In all the management books I’ve read and all the professionals I speak with, there’s one element of all of the good intent stuff that just doesn’t seem to be addressed: The Fear.
When presented with an anonymous situation — say, a friend of yours who has a colleague who always shows up late — it’s easy to see the “right” thing to do: Call out your colleague directly and tell them what impact their tardiness is having on the impression they make in the office.
But of course it’s never that easy. If you were in your friend’s shoes, there are a million reasons why you might not want to say something:
You want your colleague to like you
You should have more important things to worry about
You tell yourself you shouldn’t be messing in other’s people’s work affairs
You’ve already mentioned it to their manager (and nothing happened, so clearly it’s not a big deal anyway)
You’re not their manager (just a person they see all the time whose desk sits closest to them) and therefore have no right to offer that feedback
You’re hardly the most important person in the office (like, at all), so by interjecting yourself in this way, you’re only setting yourself up for potential future failure, discontent, and a distrustful work environment that will forever cause you anxiety and jeopardize every future job that you’ll ever want in your life from this point forward
You may outsmart yourself and call this rationalization. But let’s just be honest for a second and call it what it is: Fear.

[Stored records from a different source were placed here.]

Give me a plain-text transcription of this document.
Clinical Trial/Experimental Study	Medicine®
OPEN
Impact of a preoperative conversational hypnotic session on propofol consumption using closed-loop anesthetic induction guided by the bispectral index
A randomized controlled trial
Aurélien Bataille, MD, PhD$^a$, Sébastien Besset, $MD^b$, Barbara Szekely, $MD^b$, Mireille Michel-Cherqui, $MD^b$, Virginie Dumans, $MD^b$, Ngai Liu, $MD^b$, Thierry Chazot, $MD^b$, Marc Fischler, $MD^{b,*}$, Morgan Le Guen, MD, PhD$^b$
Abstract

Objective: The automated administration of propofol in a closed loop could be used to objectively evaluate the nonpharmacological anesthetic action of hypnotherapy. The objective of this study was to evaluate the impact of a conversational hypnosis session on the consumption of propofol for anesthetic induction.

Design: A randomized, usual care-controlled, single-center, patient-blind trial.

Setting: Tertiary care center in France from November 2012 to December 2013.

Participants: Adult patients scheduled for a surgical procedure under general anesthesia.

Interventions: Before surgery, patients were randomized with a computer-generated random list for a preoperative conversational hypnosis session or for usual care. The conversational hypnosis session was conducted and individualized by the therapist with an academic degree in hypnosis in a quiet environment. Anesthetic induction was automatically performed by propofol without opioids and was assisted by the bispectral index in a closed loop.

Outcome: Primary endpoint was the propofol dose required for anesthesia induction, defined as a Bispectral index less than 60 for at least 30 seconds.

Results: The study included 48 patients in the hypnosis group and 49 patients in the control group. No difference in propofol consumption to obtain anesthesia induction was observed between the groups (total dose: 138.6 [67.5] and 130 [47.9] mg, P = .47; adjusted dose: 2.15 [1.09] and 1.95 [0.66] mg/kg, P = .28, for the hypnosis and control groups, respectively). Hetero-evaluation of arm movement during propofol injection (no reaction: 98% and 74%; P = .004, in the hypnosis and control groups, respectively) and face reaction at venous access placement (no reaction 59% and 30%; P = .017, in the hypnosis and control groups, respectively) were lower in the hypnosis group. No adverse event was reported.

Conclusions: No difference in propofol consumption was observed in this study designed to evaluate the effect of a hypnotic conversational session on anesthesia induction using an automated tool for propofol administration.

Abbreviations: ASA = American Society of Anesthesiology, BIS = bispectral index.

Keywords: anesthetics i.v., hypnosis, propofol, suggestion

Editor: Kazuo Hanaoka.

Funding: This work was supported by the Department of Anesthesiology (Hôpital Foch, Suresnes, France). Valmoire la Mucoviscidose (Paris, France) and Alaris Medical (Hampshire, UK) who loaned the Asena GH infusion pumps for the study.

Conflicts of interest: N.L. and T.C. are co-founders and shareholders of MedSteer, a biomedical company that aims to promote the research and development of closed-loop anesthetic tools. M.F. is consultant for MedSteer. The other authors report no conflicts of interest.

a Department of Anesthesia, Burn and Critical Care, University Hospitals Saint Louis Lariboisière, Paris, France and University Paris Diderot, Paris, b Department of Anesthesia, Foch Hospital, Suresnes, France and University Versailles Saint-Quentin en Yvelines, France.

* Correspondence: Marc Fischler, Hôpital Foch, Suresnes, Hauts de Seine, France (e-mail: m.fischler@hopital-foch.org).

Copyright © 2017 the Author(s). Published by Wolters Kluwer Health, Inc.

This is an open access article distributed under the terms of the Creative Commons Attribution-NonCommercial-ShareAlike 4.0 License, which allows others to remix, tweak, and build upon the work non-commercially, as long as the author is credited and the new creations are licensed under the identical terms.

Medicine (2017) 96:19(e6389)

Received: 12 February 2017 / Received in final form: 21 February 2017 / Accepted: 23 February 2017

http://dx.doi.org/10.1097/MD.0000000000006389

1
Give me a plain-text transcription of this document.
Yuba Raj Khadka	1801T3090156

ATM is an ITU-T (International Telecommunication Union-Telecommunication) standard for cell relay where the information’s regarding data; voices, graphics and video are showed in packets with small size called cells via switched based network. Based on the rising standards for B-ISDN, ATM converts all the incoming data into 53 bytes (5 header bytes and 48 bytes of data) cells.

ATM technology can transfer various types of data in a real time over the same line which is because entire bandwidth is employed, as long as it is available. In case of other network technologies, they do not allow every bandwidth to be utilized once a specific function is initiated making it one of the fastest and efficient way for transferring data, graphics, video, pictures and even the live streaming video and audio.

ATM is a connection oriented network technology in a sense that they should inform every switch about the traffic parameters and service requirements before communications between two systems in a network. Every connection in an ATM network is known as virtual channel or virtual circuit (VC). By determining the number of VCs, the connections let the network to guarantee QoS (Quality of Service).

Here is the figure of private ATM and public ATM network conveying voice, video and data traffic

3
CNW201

Rather than step up, own it, and put yourself (and your emotional health) at ease by saying the thing you need to say, you hold it in. You keep it to yourself. And then, week after week, month after month, your tiny grievance about tardiness becomes a bigger grievance and you start to resent everything about that person, from the way they dress to the way they submit their project proposals, and you feel like, no matter where you’re at with them, you just can’t be honest (lest they know) and you spend the entire workday on pins and needles out of fear that they “catch on” to your discontent, all the while ignoring the people closest to you who you once considered your allies but you now barely spend time getting to know.
Is this really how we want to be spending 8–12 hours a day? Living in constant dread and anxiety over the people we spend most of our time with?

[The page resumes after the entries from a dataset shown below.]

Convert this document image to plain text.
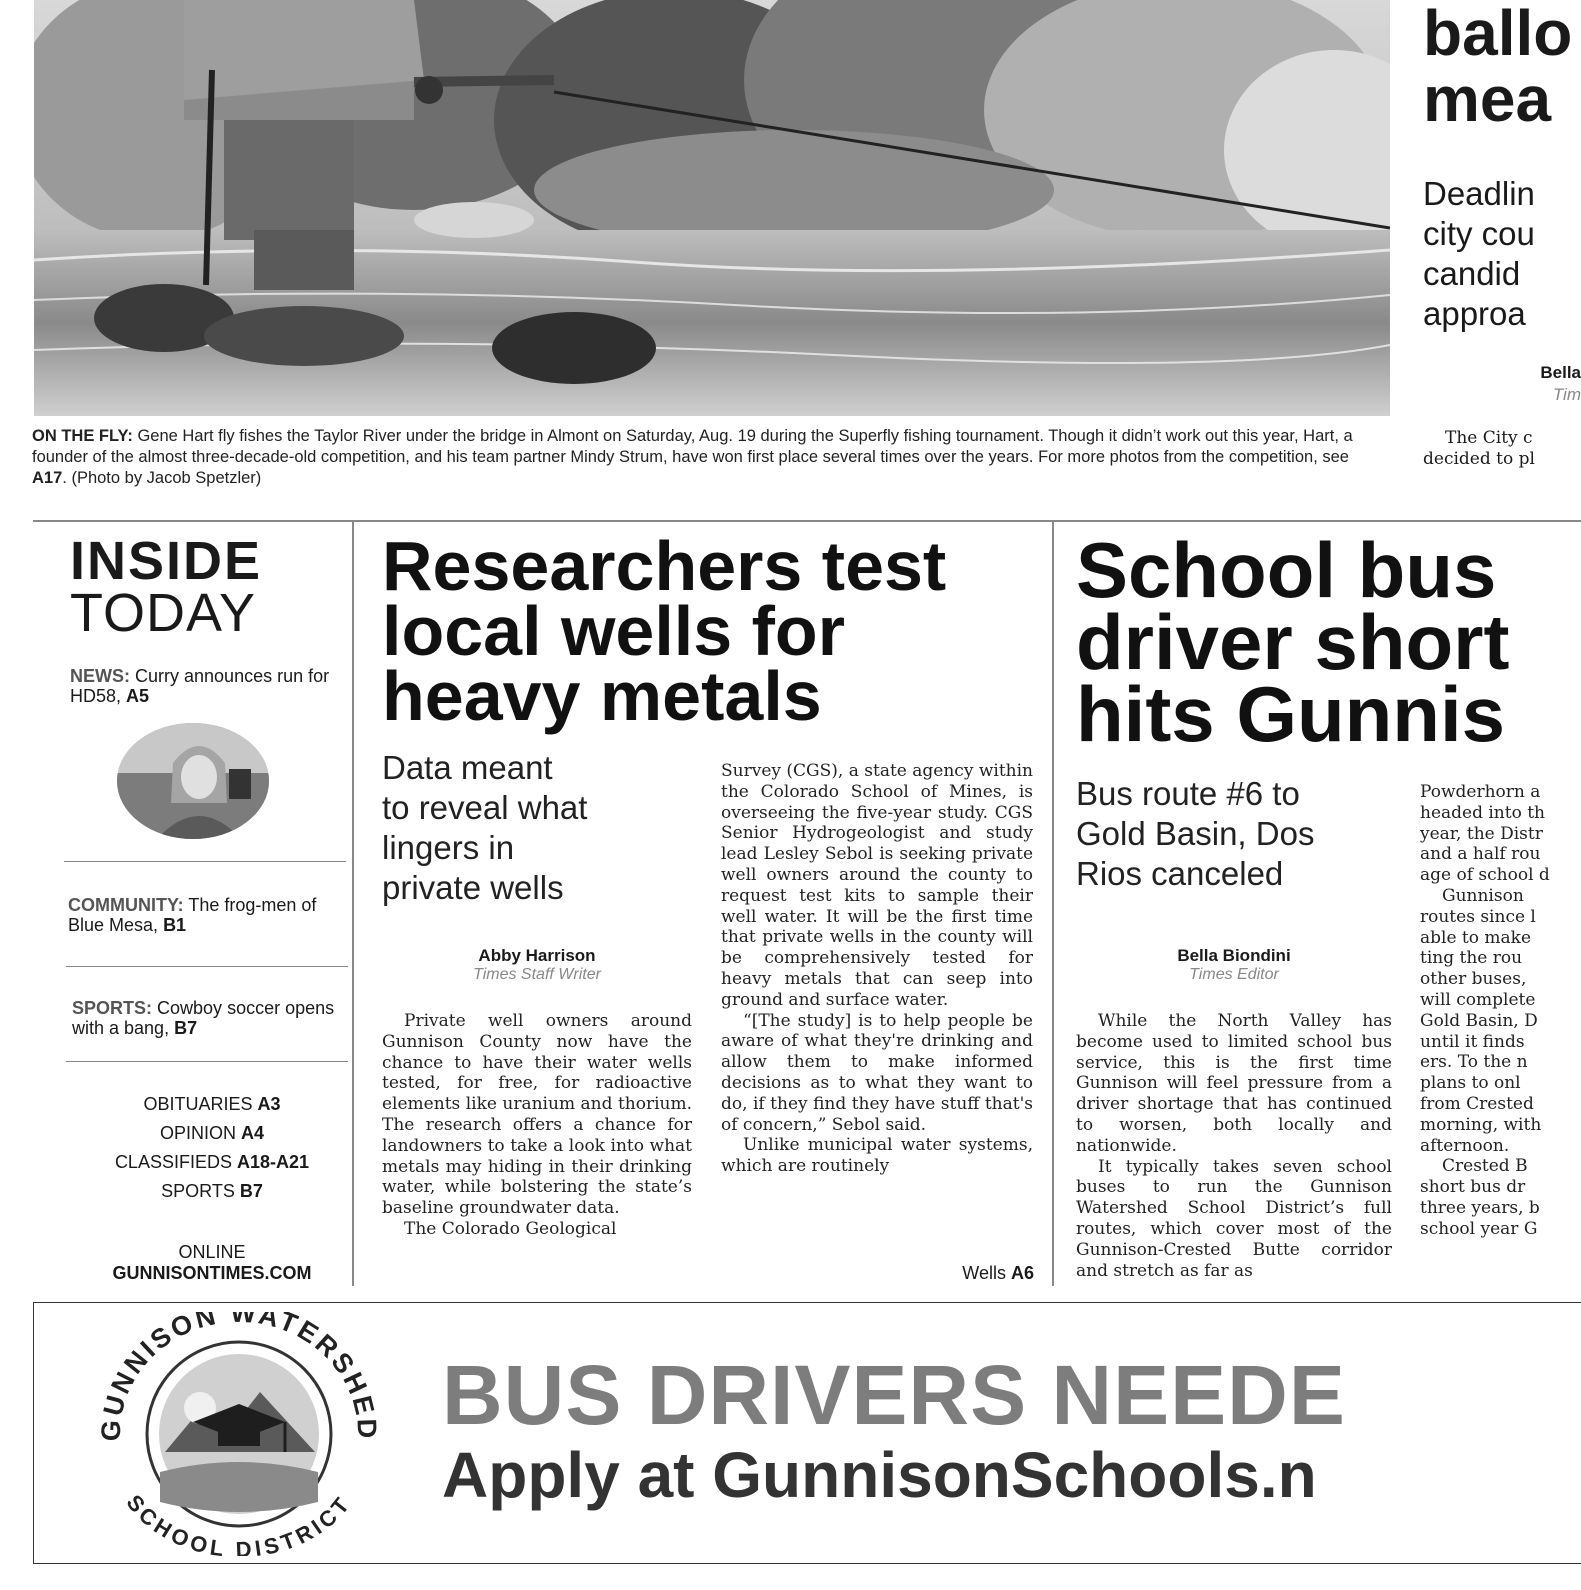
ON THE FLY: Gene Hart fly fishes the Taylor River under the bridge in Almont on Saturday, Aug. 19 during the Superfly fishing tournament. Though it didn’t work out this year, Hart, a founder of the almost three-decade-old competition, and his team partner Mindy Strum, have won first place several times over the years. For more photos from the competition, see A17. (Photo by Jacob Spetzler)
ballo
mea
Deadlin
city cou
candid
approa
Bella
Tim
The City c
decided to pl
INSIDE
TODAY
NEWS: Curry announces run for HD58, A5
COMMUNITY: The frog-men of Blue Mesa, B1
SPORTS: Cowboy soccer opens with a bang, B7
OBITUARIES A3
OPINION A4
CLASSIFIEDS A18-A21
SPORTS B7
ONLINE
GUNNISONTIMES.COM
Researchers test
local wells for
heavy metals
Data meant
to reveal what
lingers in
private wells
Abby Harrison
Times Staff Writer

Private well owners around Gunnison County now have the chance to have their water wells tested, for free, for radioactive elements like uranium and thorium. The research offers a chance for landowners to take a look into what metals may hiding in their drinking water, while bolstering the state’s baseline groundwater data.

The Colorado Geological

Survey (CGS), a state agency within the Colorado School of Mines, is overseeing the five-year study. CGS Senior Hydrogeologist and study lead Lesley Sebol is seeking private well owners around the county to request test kits to sample their well water. It will be the first time that private wells in the county will be comprehensively tested for heavy metals that can seep into ground and surface water.

“[The study] is to help people be aware of what they're drinking and allow them to make informed decisions as to what they want to do, if they find they have stuff that's of concern,” Sebol said.

Unlike municipal water systems, which are routinely

Wells A6
School bus
driver short
hits Gunnis
Bus route #6 to
Gold Basin, Dos
Rios canceled
Bella Biondini
Times Editor

While the North Valley has become used to limited school bus service, this is the first time Gunnison will feel pressure from a driver shortage that has continued to worsen, both locally and nationwide.

It typically takes seven school buses to run the Gunnison Watershed School District’s full routes, which cover most of the Gunnison-Crested Butte corridor and stretch as far as

Powderhorn a
headed into th
year, the Distr
and a half rou
age of school d
Gunnison
routes since l
able to make
ting the rou
other buses,
will complete
Gold Basin, D
until it finds
ers. To the n
plans to onl
from Crested
morning, with
afternoon.
Crested B
short bus dr
three years, b
school year G
GUNNISON WATERSHED
SCHOOL DISTRICT
BUS DRIVERS NEEDE
Apply at GunnisonSchools.n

News flash: This behavior isn’t healthy. Nor is it sustainable. And for every minute of time that you spend fretting about another person’s behavior (or lack thereof), this is a minute that you aren’t spending operating at your peak performance. There’s an opportunity cost to this. There are hours in the day that might just disappear, resulting in real dollars lost in how the business is run.

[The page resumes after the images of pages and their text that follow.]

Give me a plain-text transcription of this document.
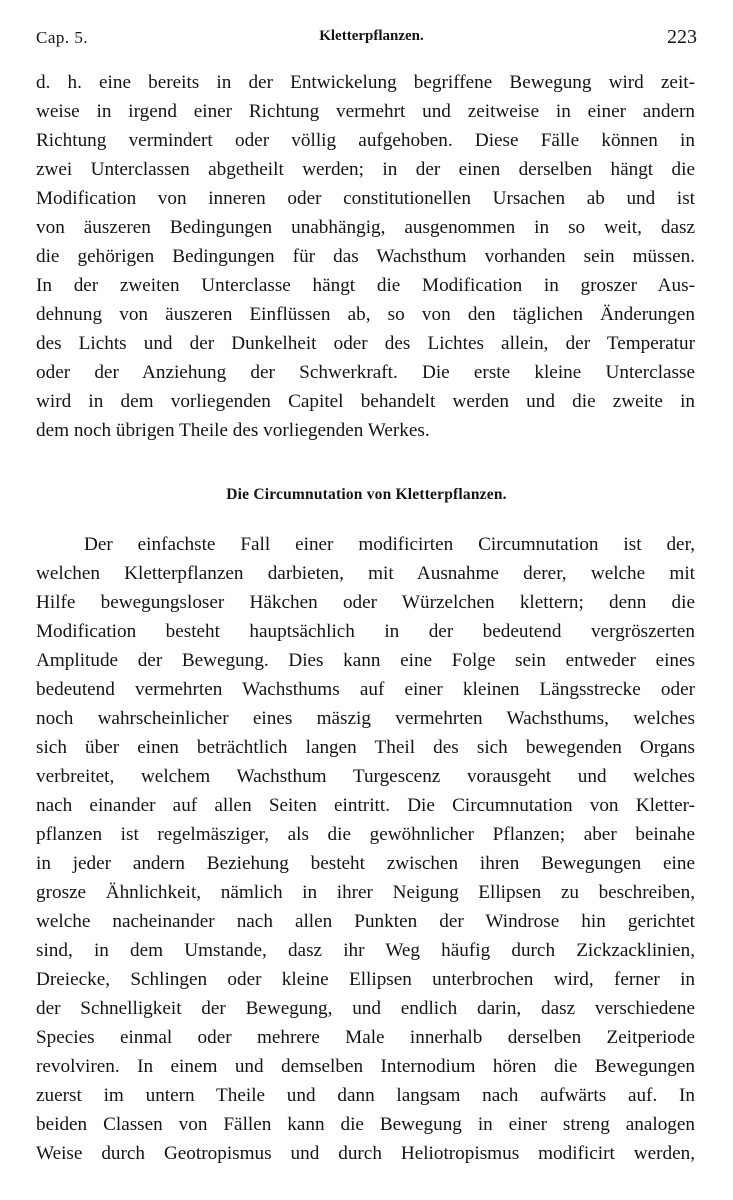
Cap. 5.	Kletterpflanzen.	223
d. h. eine bereits in der Entwickelung begriffene Bewegung wird zeit-
weise in irgend einer Richtung vermehrt und zeitweise in einer andern
Richtung vermindert oder völlig aufgehoben. Diese Fälle können in
zwei Unterclassen abgetheilt werden; in der einen derselben hängt die
Modification von inneren oder constitutionellen Ursachen ab und ist
von äuszeren Bedingungen unabhängig, ausgenommen in so weit, dasz
die gehörigen Bedingungen für das Wachsthum vorhanden sein müssen.
In der zweiten Unterclasse hängt die Modification in groszer Aus-
dehnung von äuszeren Einflüssen ab, so von den täglichen Änderungen
des Lichts und der Dunkelheit oder des Lichtes allein, der Temperatur
oder der Anziehung der Schwerkraft. Die erste kleine Unterclasse
wird in dem vorliegenden Capitel behandelt werden und die zweite in
dem noch übrigen Theile des vorliegenden Werkes.
Die Circumnutation von Kletterpflanzen.
Der einfachste Fall einer modificirten Circumnutation ist der,
welchen Kletterpflanzen darbieten, mit Ausnahme derer, welche mit
Hilfe bewegungsloser Häkchen oder Würzelchen klettern; denn die
Modification besteht hauptsächlich in der bedeutend vergröszerten
Amplitude der Bewegung. Dies kann eine Folge sein entweder eines
bedeutend vermehrten Wachsthums auf einer kleinen Längsstrecke oder
noch wahrscheinlicher eines mäszig vermehrten Wachsthums, welches
sich über einen beträchtlich langen Theil des sich bewegenden Organs
verbreitet, welchem Wachsthum Turgescenz vorausgeht und welches
nach einander auf allen Seiten eintritt. Die Circumnutation von Kletter-
pflanzen ist regelmäsziger, als die gewöhnlicher Pflanzen; aber beinahe
in jeder andern Beziehung besteht zwischen ihren Bewegungen eine
grosze Ähnlichkeit, nämlich in ihrer Neigung Ellipsen zu beschreiben,
welche nacheinander nach allen Punkten der Windrose hin gerichtet
sind, in dem Umstande, dasz ihr Weg häufig durch Zickzacklinien,
Dreiecke, Schlingen oder kleine Ellipsen unterbrochen wird, ferner in
der Schnelligkeit der Bewegung, und endlich darin, dasz verschiedene
Species einmal oder mehrere Male innerhalb derselben Zeitperiode
revolviren. In einem und demselben Internodium hören die Bewegungen
zuerst im untern Theile und dann langsam nach aufwärts auf. In
beiden Classen von Fällen kann die Bewegung in einer streng analogen
Weise durch Geotropismus und durch Heliotropismus modificirt werden,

So how do we stop it? We don’t give in to fear. We confront it.
Tonight I got together with several friends to discuss a recent management book we all read: Radical Candor. Through this two-hour discussion, we surfaced many topics, ranging the gamut from your current at-work nuisances to the nightmare scenarios you thought only existed in The Office. But one thing was clear: For each question, challenge, or problem that was surfaced, the other voices in the room provided a clear sense of objectivity that occasionally disarmed the storyteller.
Several consistent themes emerged through our discussion:
“…well have you tried this?”
“Something that’s been working for me is…”
“One time, in that situation, I did…”
“That’s one way to phrase it. Instead I might try…”
True, it’s always easier to offer an opinion to somebody else’s problem. But it’s also easier to say the hard thing when you aren’t attached emotionally. And, speaking personally, it’s only when I can move past that part— that fear of confrontation — that I can begin to have a more heightened dialogue to foster a healthy and productive confrontation.
Candor breeds trust. If we can’t get over the scary bits of saying the thing that needs to be said, we’ll all get ourselves stuck. As it turns out, you may have to push through the fear to get through to the other side. But it seems like it’s worth it.